Wieso sprach ich Deutsch, als ich aus Deutschland hierherkam? Warum hatte man mir bei der Geburt den Namen Renata gegeben, der in der Ukraine nicht vorkommt? Warum ist meine Mutter auf einer der Fotografien, die sie mitgebracht hat, mit einem Kinderwagen und nicht schlecht gekleidet zu sehen? Das war doch eher nicht typisch für die nach Deutschland Verschleppten.

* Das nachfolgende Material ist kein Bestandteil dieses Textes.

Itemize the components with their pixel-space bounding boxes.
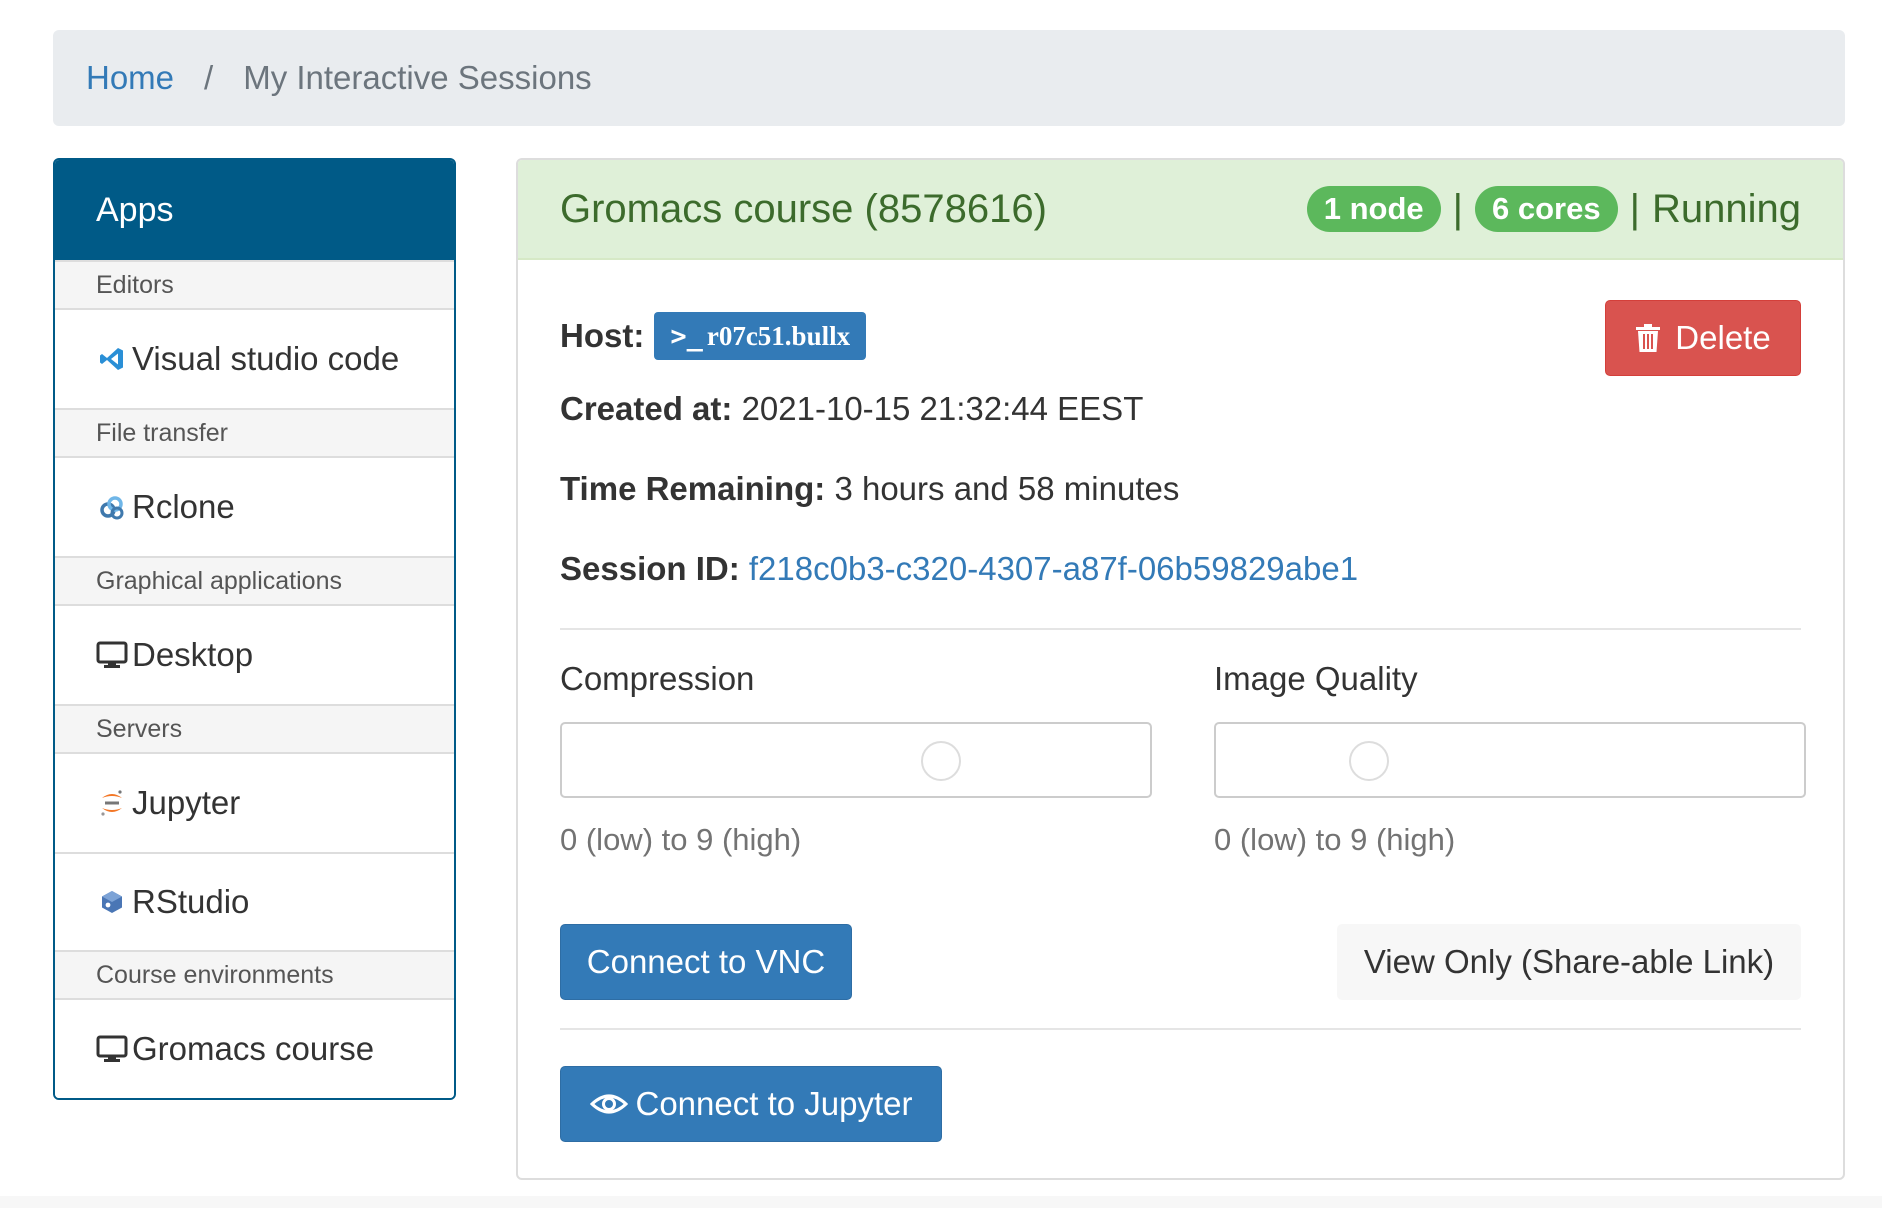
sidebar-item-label: Desktop xyxy=(132,636,254,673)
rstudio-icon xyxy=(96,886,128,918)
sidebar-item-visual-studio-code[interactable]: Visual studio code xyxy=(55,310,454,408)
monitor-icon xyxy=(96,639,128,671)
session-status: Running xyxy=(1651,186,1801,231)
sidebar-category-course-environments: Course environments xyxy=(55,950,454,1000)
connect-jupyter-button[interactable]: Connect to Jupyter xyxy=(560,1066,942,1142)
host-shell-button[interactable]: >_ r07c51.bullx xyxy=(654,312,867,360)
sidebar-category-servers: Servers xyxy=(55,704,454,754)
delete-button[interactable]: Delete xyxy=(1605,300,1801,376)
eye-icon xyxy=(589,1092,628,1116)
monitor-icon xyxy=(96,1033,128,1065)
time-remaining-row: Time Remaining: 3 hours and 58 minutes xyxy=(560,470,1179,508)
status-separator: | xyxy=(1629,186,1640,231)
divider xyxy=(560,628,1801,630)
footer-strip xyxy=(0,1196,1882,1208)
host-label: Host: xyxy=(560,317,645,354)
share-link-button[interactable]: View Only (Share-able Link) xyxy=(1337,924,1801,1000)
image-quality-slider-handle[interactable] xyxy=(1348,741,1389,781)
connect-jupyter-label: Connect to Jupyter xyxy=(635,1085,913,1122)
sidebar-item-jupyter[interactable]: Jupyter xyxy=(55,754,454,852)
session-id-row: Session ID: f218c0b3-c320-4307-a87f-06b5… xyxy=(560,550,1358,588)
sidebar-item-label: RStudio xyxy=(132,883,250,920)
divider xyxy=(560,1028,1801,1030)
sidebar-category-graphical-applications: Graphical applications xyxy=(55,556,454,606)
breadcrumb-home-link[interactable]: Home xyxy=(86,59,174,97)
breadcrumb: Home / My Interactive Sessions xyxy=(53,30,1845,126)
page: Home / My Interactive Sessions Apps Edit… xyxy=(0,0,1882,1208)
compression-label: Compression xyxy=(560,660,755,697)
session-title: Gromacs course (8578616) xyxy=(560,186,1047,231)
session-card-header: Gromacs course (8578616) 1 node | 6 core… xyxy=(518,160,1843,260)
compression-slider[interactable] xyxy=(560,722,1152,798)
status-separator: | xyxy=(1452,186,1464,231)
session-status-group: 1 node | 6 cores | Running xyxy=(1306,186,1801,232)
sidebar-item-rstudio[interactable]: RStudio xyxy=(55,852,454,950)
image-quality-slider[interactable] xyxy=(1214,722,1806,798)
apps-sidebar: Apps Editors Visual studio code File tra… xyxy=(53,158,456,1100)
connect-vnc-button[interactable]: Connect to VNC xyxy=(560,924,852,1000)
delete-label: Delete xyxy=(1675,319,1771,356)
sidebar-item-gromacs-course[interactable]: Gromacs course xyxy=(55,1000,454,1098)
session-id-label: Session ID: xyxy=(560,550,740,587)
created-value: 2021-10-15 21:32:44 EEST xyxy=(741,390,1144,427)
sidebar-category-file-transfer: File transfer xyxy=(55,408,454,458)
sidebar-header: Apps xyxy=(55,160,454,260)
sidebar-item-label: Gromacs course xyxy=(132,1030,375,1067)
sidebar-item-desktop[interactable]: Desktop xyxy=(55,606,454,704)
time-remaining-label: Time Remaining: xyxy=(560,470,826,507)
trash-icon xyxy=(1635,323,1661,353)
compression-control: Compression 0 (low) to 9 (high) xyxy=(560,660,1152,858)
sidebar-item-rclone[interactable]: Rclone xyxy=(55,458,454,556)
image-quality-label: Image Quality xyxy=(1214,660,1418,697)
terminal-icon: >_ xyxy=(670,320,703,352)
session-id-link[interactable]: f218c0b3-c320-4307-a87f-06b59829abe1 xyxy=(749,550,1358,587)
sidebar-item-label: Rclone xyxy=(132,488,235,525)
image-quality-help: 0 (low) to 9 (high) xyxy=(1214,822,1456,857)
jupyter-icon xyxy=(96,787,128,819)
compression-slider-handle[interactable] xyxy=(920,741,961,781)
created-row: Created at: 2021-10-15 21:32:44 EEST xyxy=(560,390,1143,428)
breadcrumb-current: My Interactive Sessions xyxy=(243,59,592,96)
rclone-icon xyxy=(96,491,128,523)
created-label: Created at: xyxy=(560,390,733,427)
vscode-icon xyxy=(96,343,128,375)
host-value: r07c51.bullx xyxy=(706,320,851,351)
image-quality-control: Image Quality 0 (low) to 9 (high) xyxy=(1214,660,1806,858)
time-remaining-value: 3 hours and 58 minutes xyxy=(834,470,1180,507)
breadcrumb-separator: / xyxy=(204,59,214,96)
sidebar-category-editors: Editors xyxy=(55,260,454,310)
nodes-badge: 1 node xyxy=(1306,186,1441,232)
host-row: Host: >_ r07c51.bullx xyxy=(560,312,867,360)
compression-help: 0 (low) to 9 (high) xyxy=(560,822,802,857)
sidebar-item-label: Visual studio code xyxy=(132,340,400,377)
sidebar-item-label: Jupyter xyxy=(132,784,241,821)
cores-badge: 6 cores xyxy=(1475,186,1618,232)
session-card: Gromacs course (8578616) 1 node | 6 core… xyxy=(516,158,1845,1180)
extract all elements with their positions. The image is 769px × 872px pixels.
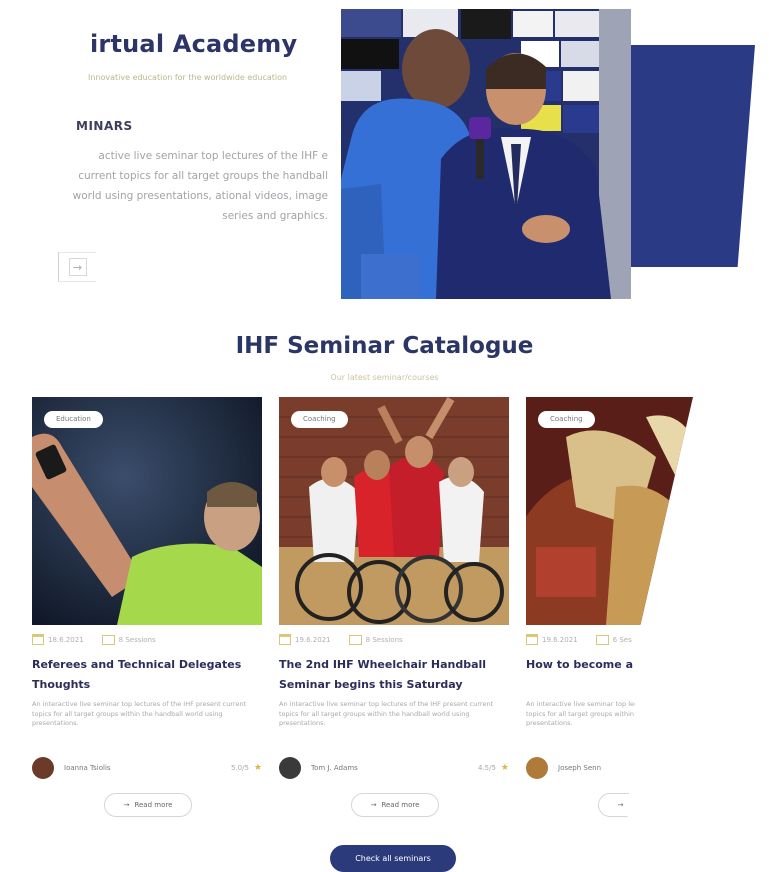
avatar [32, 757, 54, 779]
card-meta: 19.6.2021 6 Ses [526, 634, 632, 645]
seminar-card[interactable]: Education 18.6.2021 8 Sessions Referees … [32, 397, 262, 832]
avatar [279, 757, 301, 779]
author-name: Tom J. Adams [311, 764, 358, 772]
avatar [526, 757, 548, 779]
read-more-label: Read more [381, 801, 420, 809]
card-rating: 4.5/5 ★ [478, 763, 509, 773]
book-icon [101, 634, 115, 645]
card-title[interactable]: Referees and Technical Delegates Thought… [32, 655, 262, 695]
card-description: An interactive live seminar top lectures… [526, 700, 741, 727]
catalogue-title: IHF Seminar Catalogue [235, 333, 534, 359]
hero-title: irtual Academy [90, 30, 298, 58]
section-label: MINARS [76, 119, 133, 133]
card-category-tag: Coaching [291, 411, 348, 428]
book-icon [348, 634, 362, 645]
card-sessions: 8 Sessions [365, 635, 403, 644]
card-image-agent[interactable]: Coaching [526, 397, 693, 625]
arrow-right-icon: → [68, 258, 87, 276]
hero-photo [341, 9, 631, 299]
card-date: 19.6.2021 [295, 635, 331, 644]
arrow-right-icon: → [617, 801, 624, 809]
catalogue-subtitle: Our latest seminar/courses [330, 373, 439, 382]
card-image-wheelchair[interactable]: Coaching [279, 397, 509, 625]
hero-subtitle: Innovative education for the worldwide e… [88, 73, 288, 82]
card-author: Ioanna Tsiolis 5.0/5 ★ [32, 757, 262, 779]
star-icon: ★ [500, 763, 509, 773]
calendar-icon [279, 634, 291, 645]
calendar-icon [32, 634, 44, 645]
seminar-card[interactable]: Coaching 19.6.2021 6 Ses How to become a… [526, 397, 741, 832]
card-meta: 18.6.2021 8 Sessions [32, 634, 156, 645]
arrow-right-icon: → [123, 801, 130, 809]
card-title[interactable]: How to become a s players agent. [526, 655, 693, 675]
star-icon: ★ [253, 763, 262, 773]
read-more-button[interactable]: → Read more [598, 793, 686, 817]
card-meta: 19.6.2021 8 Sessions [279, 634, 403, 645]
rating-value: 5.0/5 [230, 764, 249, 772]
card-author: Tom J. Adams 4.5/5 ★ [279, 757, 509, 779]
check-all-seminars-button[interactable]: Check all seminars [330, 845, 456, 872]
read-more-button[interactable]: → Read more [104, 793, 192, 817]
author-name: Ioanna Tsiolis [64, 764, 111, 772]
read-more-label: Read more [134, 801, 173, 809]
read-more-label: Read more [628, 801, 667, 809]
seminar-cards: Education 18.6.2021 8 Sessions Referees … [28, 397, 693, 832]
author-name: Joseph Senn [558, 764, 602, 772]
card-image-referee[interactable]: Education [32, 397, 262, 625]
card-rating: 5.0/5 ★ [231, 763, 262, 773]
card-description: An interactive live seminar top lectures… [279, 700, 494, 727]
card-description: An interactive live seminar top lectures… [32, 700, 247, 727]
card-category-tag: Coaching [538, 411, 595, 428]
arrow-right-icon: → [370, 801, 377, 809]
card-date: 18.6.2021 [48, 635, 84, 644]
card-sessions: 8 Sessions [118, 635, 156, 644]
card-title[interactable]: The 2nd IHF Wheelchair Handball Seminar … [279, 655, 509, 695]
hero-arrow-button[interactable]: → [58, 252, 96, 282]
read-more-button[interactable]: → Read more [351, 793, 439, 817]
calendar-icon [526, 634, 538, 645]
blue-accent-shape [610, 45, 755, 267]
hero-description: active live seminar top lectures of the … [72, 150, 328, 222]
book-icon [595, 634, 609, 645]
card-sessions: 6 Ses [612, 635, 632, 644]
card-author: Joseph Senn [526, 757, 693, 779]
card-category-tag: Education [44, 411, 103, 428]
card-date: 19.6.2021 [542, 635, 578, 644]
rating-value: 4.5/5 [477, 764, 496, 772]
seminar-card[interactable]: Coaching 19.6.2021 8 Sessions The 2nd IH… [279, 397, 509, 832]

In meinem Schicksal gibt es viel Unklares, insbesondere in der deutschen Periode, meiner Geburt und der ersten Lebensjahre.

Wenn Sie etwas mehr in Erfahrung bringen können über die Lebensumstände meiner Mutter und darüber, wer mein Vater sein könnte, bin ich Ihnen natürlich sehr dankbar.

Ich danke Ihnen nochmals für Ihre Hilfe und für Ihr Interesse an meinem Schicksal. Und auch dafür, dass Sie der Ukraine Frieden wünschen. Das ist sehr wichtig.

Vielen Dank!

Ich lege diesem Brief einige Dokumente und Kopien von Fotos bei. Sie können sie, ebenso wie meinen Brief, sehr gern benutzen und veröffentlichen.